You are free to select the one that suits you best considering the amount of rows needed to be migrated. From my experience first two methods are efficient while handling up to 5-10 millions of rows. When we are speaking about tens or hundreds of millions I strongly suggest you use the BCP method. It is the fastest and the safest for your SQL Server because it doesn't put any locks.

3. Check again the distribution of rows per each partition from the [Table_with_partitions]

SELECT partition_number, sum(rows) FROM sys.partitions
WHERE OBJECT_ID = OBJECT_ID('Table_with_partitions') group by partition_number order by partition_number

partition_number SUM_ROWS
---------------- --------------------
1                20
2                20
3                20
4                20
5                0

Now, all rows have been distributed per each created partition and the 5'th one is empty waiting to be populated with the next partition data.

Deploy in Production

1. Add the next partition

You should create a SQL Job that will run daily and add the partition for the next day, so that the rows inserted for 2011/12/03 will be assigned to the right partition. Of course you can create more partitions ahead and schedule the job to run weekly or monthly.

ALTER PARTITION FUNCTION [Table_with_partitions_PartFunc] () split RANGE (20111203)
ALTER PARTITION SCHEME [Table_with_partitions_PartScheme]  NEXT USED [PRIMARY]

2. Testing

Insert 10 rows for the next day into the new partitioned table [Table_with_partitions].

INSERT INTO [DB_Test].[dbo].[Table_with_partitions] ([Username],[CreatedDate])
VALUES      ('USER 5',GETDATE ()+4)
GO 10

3. Checking

The new inserted 10 rows are assigned to the 5'th partition.

SELECT partition_number, sum(rows) FROM sys.partitions
WHERE OBJECT_ID = OBJECT_ID('Table_with_partitions') group by partition_number order by partition_number

partition_number sum_rows
---------------- --------------------
1                20
2                20
3                20
4                20
5                10
6                0

That's everything you have to do in order to get rid off the old un-partitioned table.

[UPDATE....]

A small update is in place here, because I missed one detail about creating clustered indexes on partitioned tables.

Create Indexes on partitioned table

Creating Primary Key/Unique Key on partitioned table

When speaking about clustered indexes, I am referring to either the Primary keys or the Unique keys. For a partitioned table the basic behavior is different from a non-partitoned table. Unlike the non-partitioned table that can have a primary key composed of one column that will uniquely identify a certain row in the table, the partitioned table Primary Key must contain the partition column as well which would be a subset of the index key. The default behavior of clustered indexes built on partitioned tables is to align the index with the partitioned table on the same scheme.

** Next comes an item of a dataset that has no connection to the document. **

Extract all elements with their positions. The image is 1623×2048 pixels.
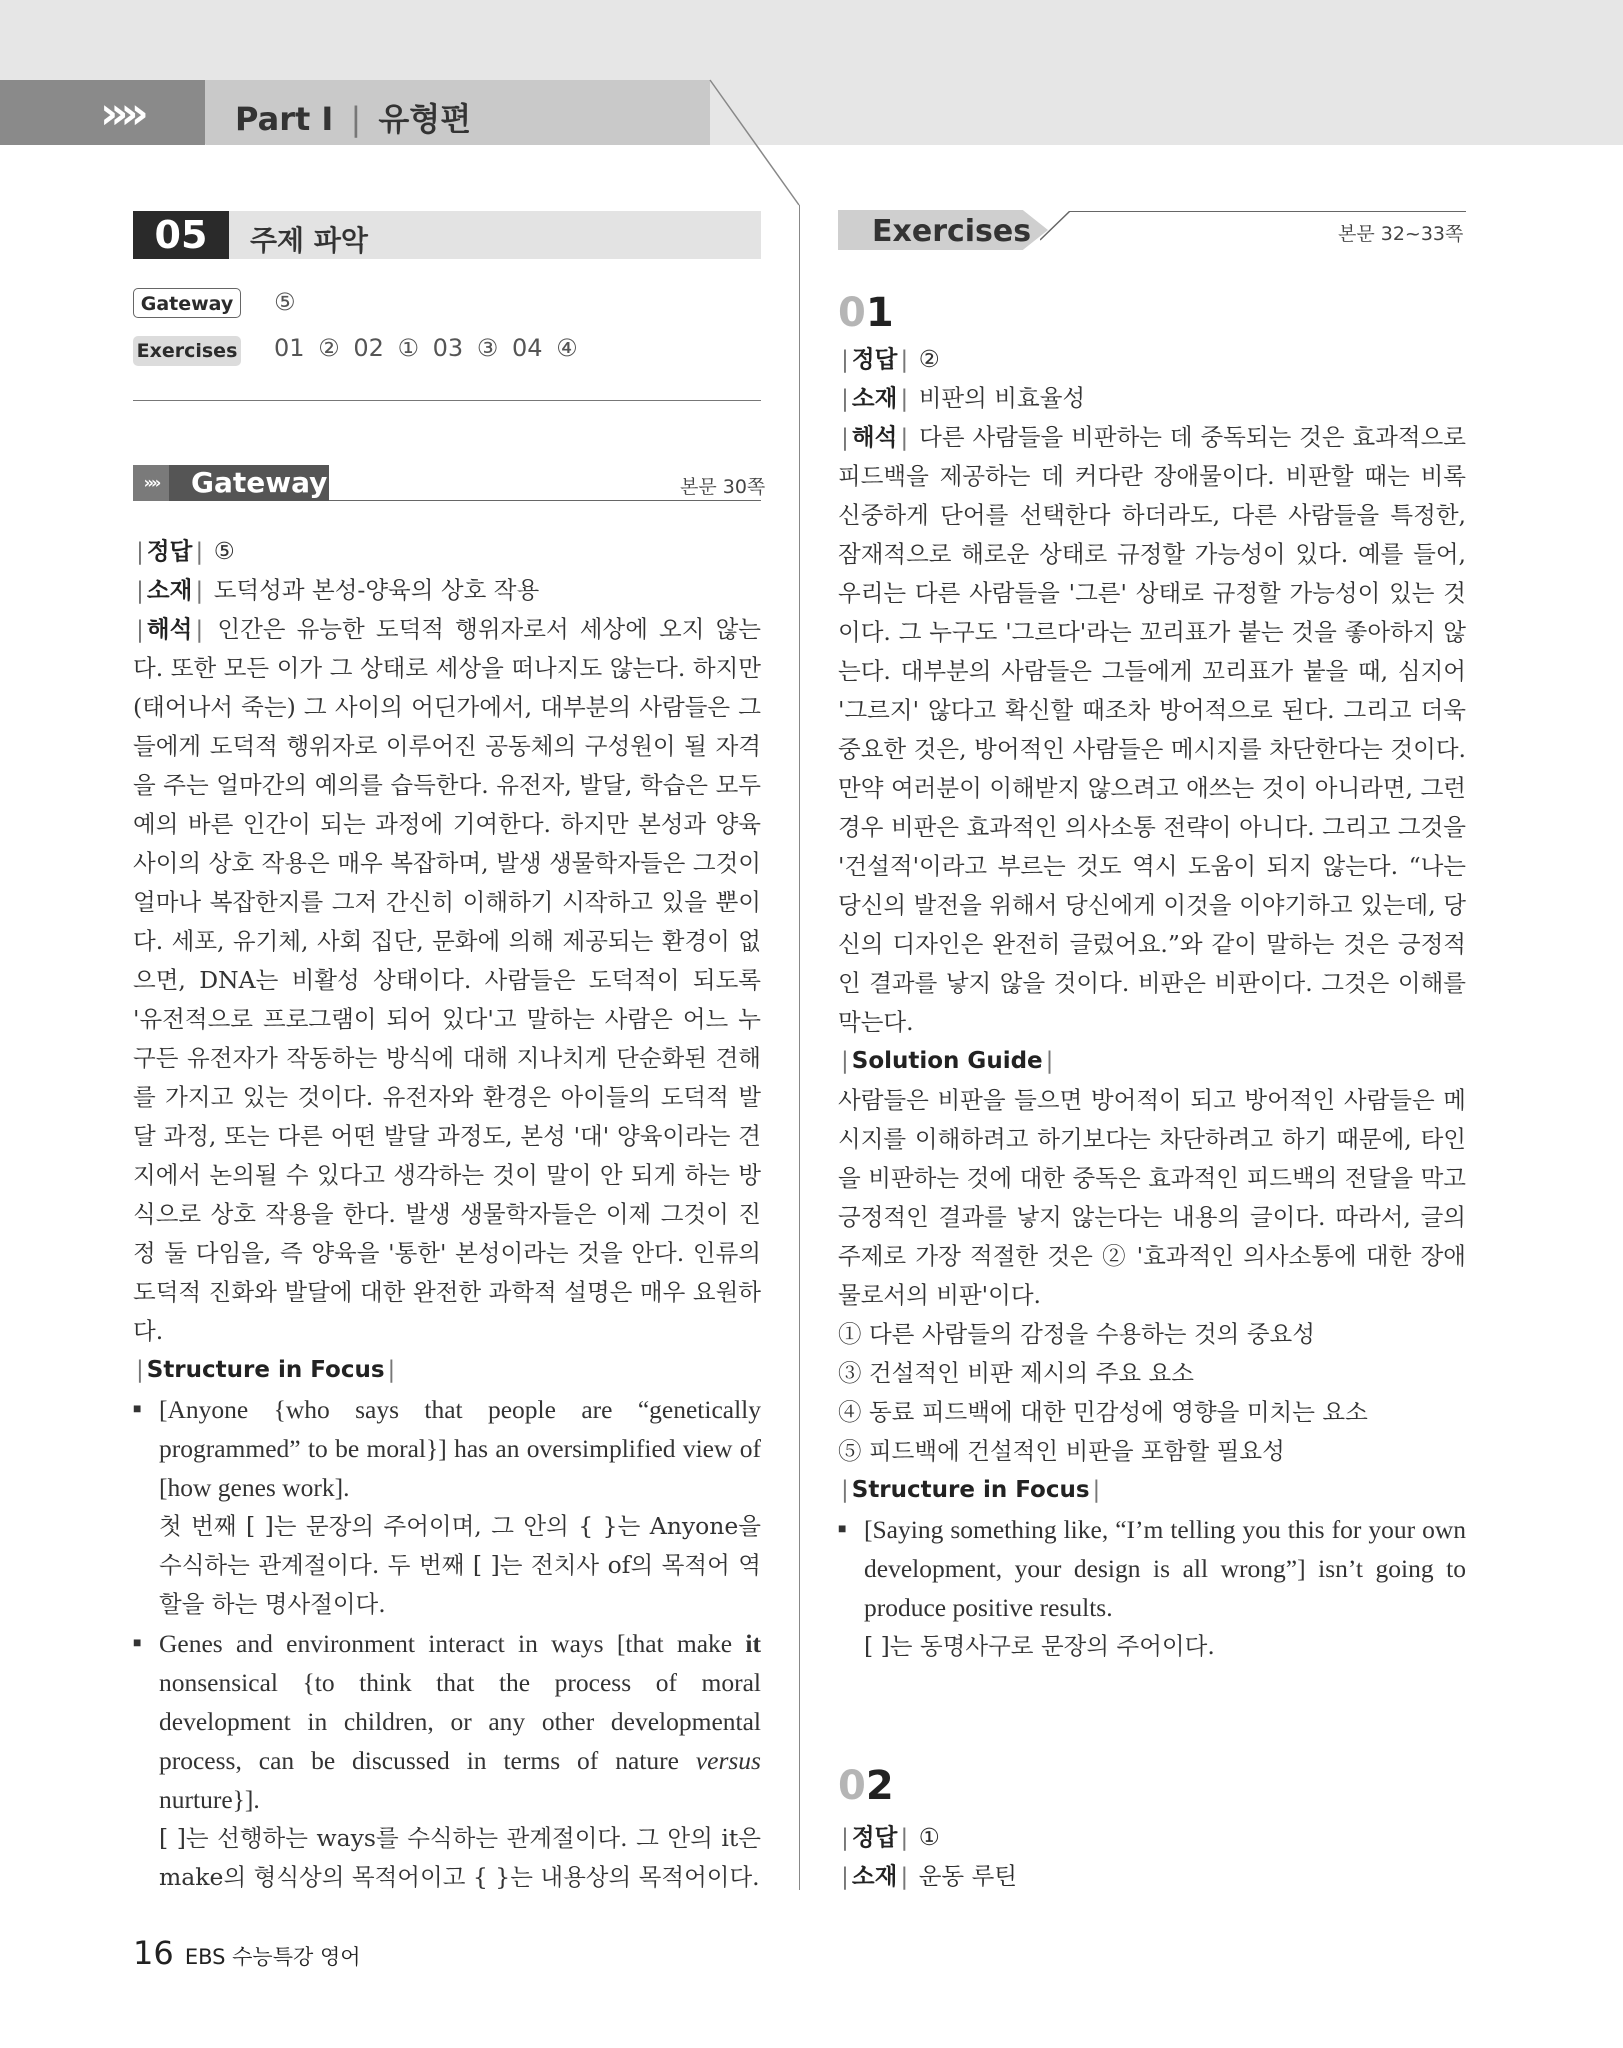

That is the reason the Primary Key from my example above is composed of [Id] and [Partition_column]. It ensures that the Index will also be partitioned.

Whereas this is available for Clustered indexes, Non-clustered indexes can be PARTITIONED or NON-PARTITIONED indexes. You define this by specifying the ON clause when creating the index. If you don't specify anything, by default it will be created as partitioned index on the partitioning scheme. To create an non-partitioned index you need to specify the ON PRIMARY clause instead.

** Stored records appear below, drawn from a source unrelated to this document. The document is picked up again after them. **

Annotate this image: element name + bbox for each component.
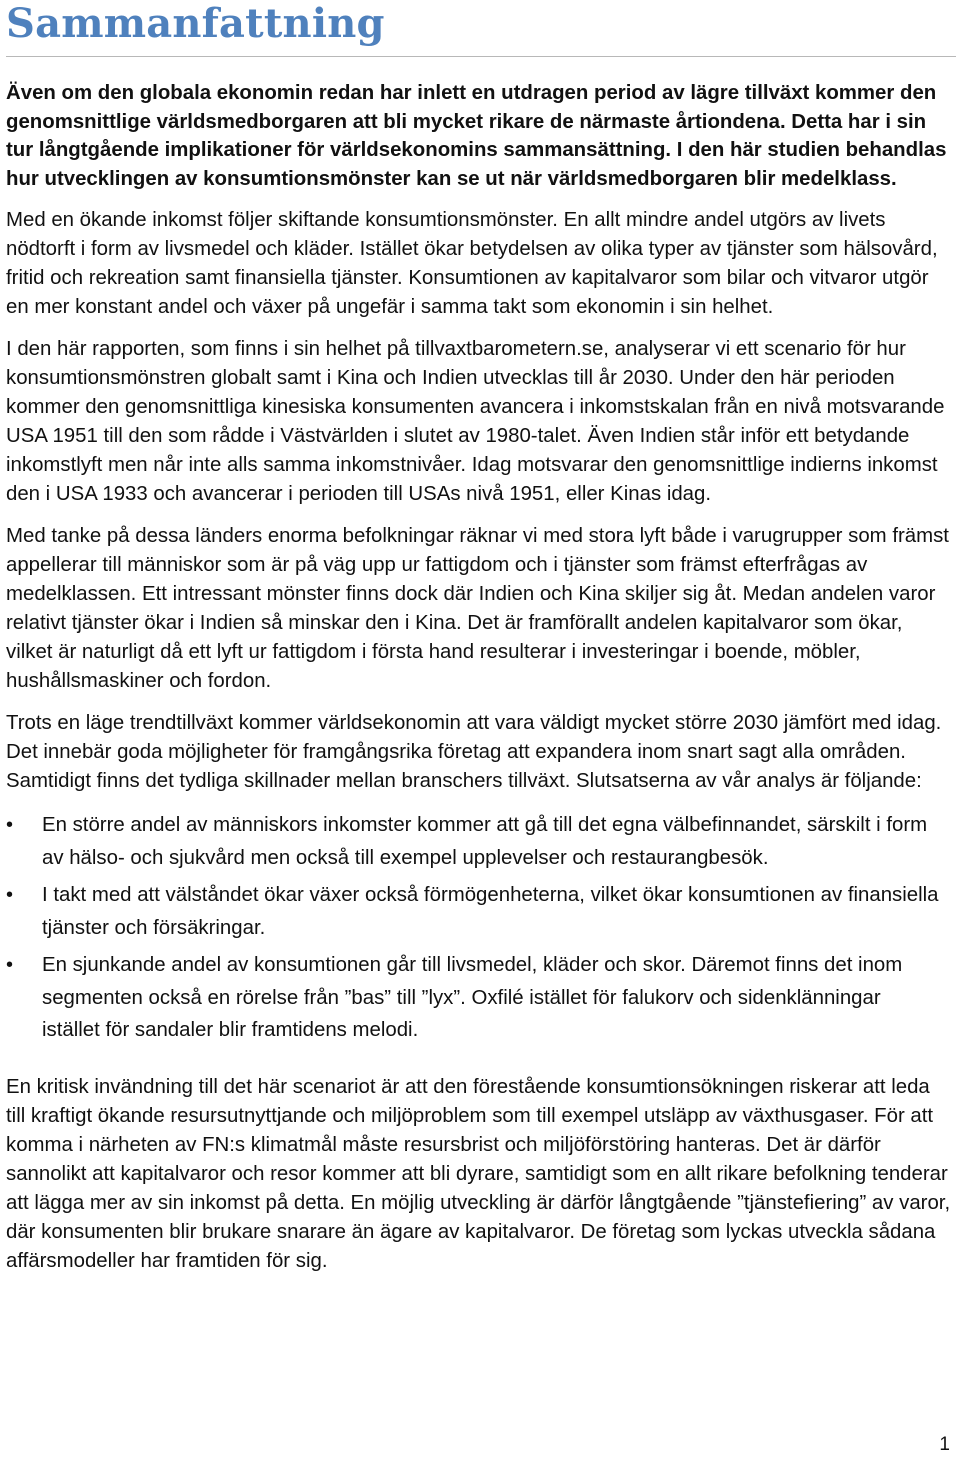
list-item — [6, 879, 944, 944]
paragraph-population: Med tanke på dessa länders enorma befolkningar räknar vi med stora lyft både i varugrupper som främst appellerar till människor som är på väg upp ur fattigdom och i tjänster som främst efterfrågas av medelklassen. Ett intressant mönster finns dock där Indien och Kina skiljer sig åt. Medan andelen varor relativt tjänster ökar i Indien så minskar den i Kina. Det är framförallt andelen kapitalvaror som ökar, vilket är naturligt då ett lyft ur fattigdom i första hand resulterar i investeringar i boende, möbler, hushållsmaskiner och fordon. — [6, 525, 949, 692]
list-item — [6, 949, 944, 1047]
paragraph-critique: En kritisk invändning till det här scenariot är att den förestående konsumtionsökningen riskerar att leda till kraftigt ökande resursutnyttjande och miljöproblem som till exempel utsläpp av växthusgaser. För att komma i närheten av FN:s klimatmål måste resursbrist och miljöförstöring hanteras. Det är därför sannolikt att kapitalvaror och resor kommer att bli dyrare, samtidigt som en allt rikare befolkning tenderar att lägga mer av sin inkomst på detta. En möjlig utveckling är därför långtgående ”tjänstefiering” av varor, där konsumenten blir brukare snarare än ägare av kapitalvaror. De företag som lyckas utveckla sådana affärsmodeller har framtiden för sig. — [6, 1075, 951, 1272]
bullet-icon: • — [6, 814, 14, 836]
bullet-icon: • — [6, 884, 14, 906]
intro-paragraph: Även om den globala ekonomin redan har inlett en utdragen period av lägre tillväxt kommer den genomsnittlige världsmedborgaren att bli mycket rikare de närmaste årtiondena. Detta har i sin tur långtgående implikationer för världsekonomins sammansättning. I den här studien behandlas hur utvecklingen av konsumtionsmönster kan se ut när världsmedborgaren blir medelklass. — [6, 82, 947, 190]
list-item-text: En större andel av människors inkomster kommer att gå till det egna välbefinnandet, särskilt i form av hälso- och sjukvård men också till exempel upplevelser och restaurangbesök. — [42, 814, 928, 869]
paragraph-report-scenario: I den här rapporten, som finns i sin helhet på tillvaxtbarometern.se, analyserar vi ett scenario för hur konsumtionsmönstren globalt samt i Kina och Indien utvecklas till år 2030. Under den här perioden kommer den genomsnittliga kinesiska konsumenten avancera i inkomstskalan från en nivå motsvarande USA 1951 till den som rådde i Västvärlden i slutet av 1980-talet. Även Indien står inför ett betydande inkomstlyft men når inte alls samma inkomstnivåer. Idag motsvarar den genomsnittlige indierns inkomst den i USA 1933 och avancerar i perioden till USAs nivå 1951, eller Kinas idag. — [6, 338, 945, 505]
list-item — [6, 809, 944, 874]
title-divider — [6, 56, 956, 57]
list-item-text: I takt med att välståndet ökar växer också förmögenheterna, vilket ökar konsumtionen av finansiella tjänster och försäkringar. — [42, 884, 939, 939]
bullet-icon: • — [6, 954, 14, 976]
list-item-text: En sjunkande andel av konsumtionen går till livsmedel, kläder och skor. Däremot finns det inom segmenten också en rörelse från ”bas” till ”lyx”. Oxfilé istället för falukorv och sidenklänningar istället för sandaler blir framtidens melodi. — [42, 954, 903, 1041]
paragraph-trend-growth: Trots en läge trendtillväxt kommer världsekonomin att vara väldigt mycket större 2030 jämfört med idag. Det innebär goda möjligheter för framgångsrika företag att expandera inom snart sagt alla områden. Samtidigt finns det tydliga skillnader mellan branschers tillväxt. Slutsatserna av vår analys är följande: — [6, 712, 942, 792]
paragraph-consumption-patterns: Med en ökande inkomst följer skiftande konsumtionsmönster. En allt mindre andel utgörs av livets nödtorft i form av livsmedel och kläder. Istället ökar betydelsen av olika typer av tjänster som hälsovård, fritid och rekreation samt finansiella tjänster. Konsumtionen av kapitalvaror som bilar och vitvaror utgör en mer konstant andel och växer på ungefär i samma takt som ekonomin i sin helhet. — [6, 209, 938, 318]
page-title: Sammanfattning — [6, 0, 385, 47]
conclusions-list — [6, 809, 950, 1047]
document-body — [6, 79, 950, 1276]
page-number: 1 — [939, 1434, 950, 1455]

I found a very good article written by Michelle Ufford, and she explains very nice the performance impact of having both partitioned and non-partitioned indexes.

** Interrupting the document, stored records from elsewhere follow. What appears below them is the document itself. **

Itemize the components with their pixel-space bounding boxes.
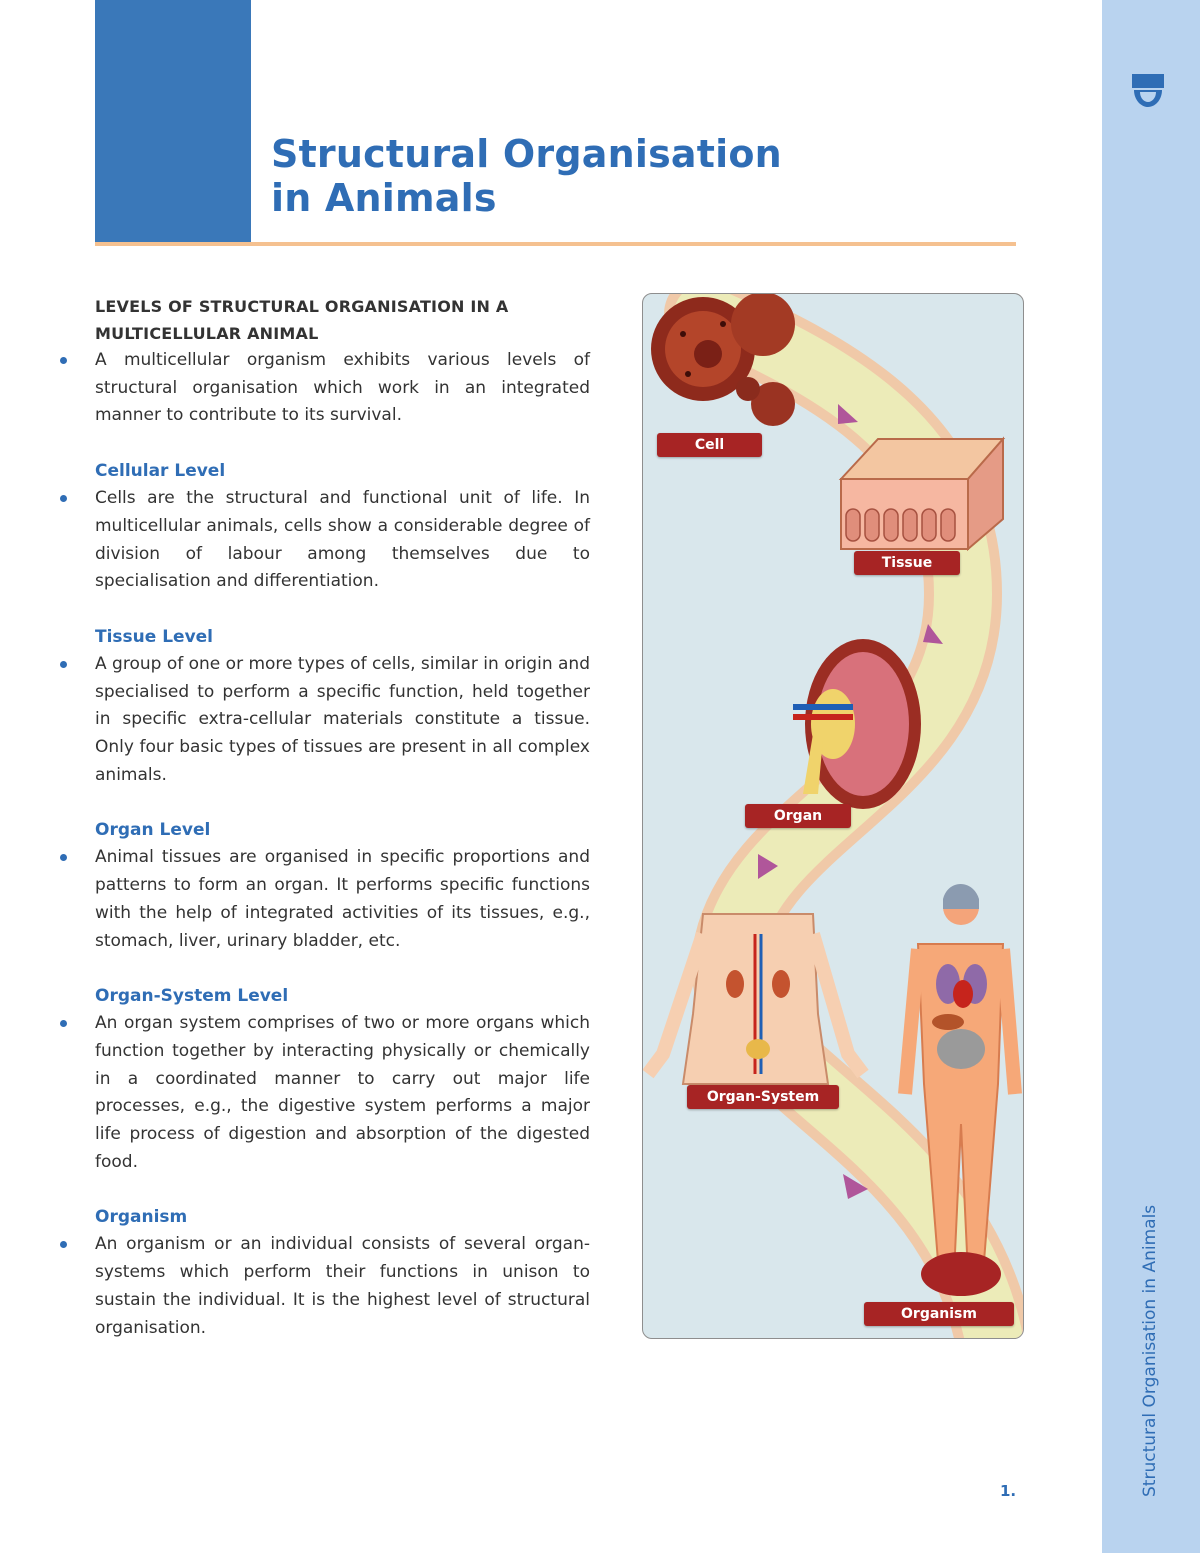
cellular-level-text: Cells are the structural and functional unit of life. In multicellular animals, cells show a considerable degree of division of labour among themselves due to specialisation and differentiation. [60, 485, 590, 596]
label-cell: Cell [657, 433, 762, 457]
page-title-line-2: in Animals [271, 176, 497, 220]
organisation-levels-figure [642, 293, 1024, 1339]
title-underline [95, 242, 1016, 246]
organ-level-text: Animal tissues are organised in specific proportions and patterns to form an organ. It performs specific functions with the help of integrated activities of its tissues, e.g., stomach, liver, urinary bladder, etc. [60, 844, 590, 955]
label-organ-system: Organ-System [687, 1085, 839, 1109]
tissue-level-title: Tissue Level [95, 626, 214, 647]
organ-level-title: Organ Level [95, 820, 211, 841]
organ-system-level-title: Organ-System Level [95, 986, 289, 1007]
section-heading: LEVELS OF STRUCTURAL ORGANISATION IN A MULTICELLULAR ANIMAL [95, 297, 509, 343]
kidney-organ-illustration [793, 639, 921, 809]
organism-title: Organism [95, 1207, 188, 1228]
page-title-line-1: Structural Organisation [271, 132, 782, 176]
organism-text: An organism or an individual consists of several organ-systems which perform their functions in unison to sustain the individual. It is the highest level of structural organisation. [60, 1231, 590, 1342]
intro-bullet: A multicellular organism exhibits various levels of structural organisation which work in an integrated manner to contribute to its survival. [60, 347, 590, 430]
main-content [60, 293, 590, 1342]
header-accent-block [95, 0, 251, 243]
tissue-illustration [841, 439, 1003, 549]
sidebar-vertical-title: Structural Organisation in Animals [1140, 1204, 1160, 1497]
unacademy-logo-icon [1128, 70, 1168, 110]
label-tissue: Tissue [854, 551, 960, 575]
page-title [271, 132, 782, 220]
tissue-level-text: A group of one or more types of cells, similar in origin and specialised to perform a specific function, held together in specific extra-cellular materials constitute a tissue. Only four basic types of tissues are present in all complex animals. [60, 651, 590, 790]
cellular-level-title: Cellular Level [95, 461, 226, 482]
label-organ: Organ [745, 804, 851, 828]
organ-system-level-text: An organ system comprises of two or more organs which function together by interacting physically or chemically in a coordinated manner to carry out major life processes, e.g., the digestive system performs a major life process of digestion and absorption of the digested food. [60, 1010, 590, 1176]
page-number: 1. [1000, 1482, 1017, 1500]
label-organism: Organism [864, 1302, 1014, 1326]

Creating Foreign Key referencing a partitioned table

Since the Primary Key on a partitioned table contains also the partionining column, when you try to create a foreign key that will reference a column from the partitioned table that is part of the Primary Key (other than partitoning column) you will receive the below error:

There are no primary or candidate keys in the referenced table ' ' that match the referencing column list in the foreign key ' '.

To overcome this issue, you will need first to create a Unique Non-Clustered Index on the referenced column from the partitioned table. A FOREIGN KEY constraint does not have to be linked only to a PRIMARY KEY constraint in another table; it can also be defined to reference the columns of a UNIQUE constraint in another table.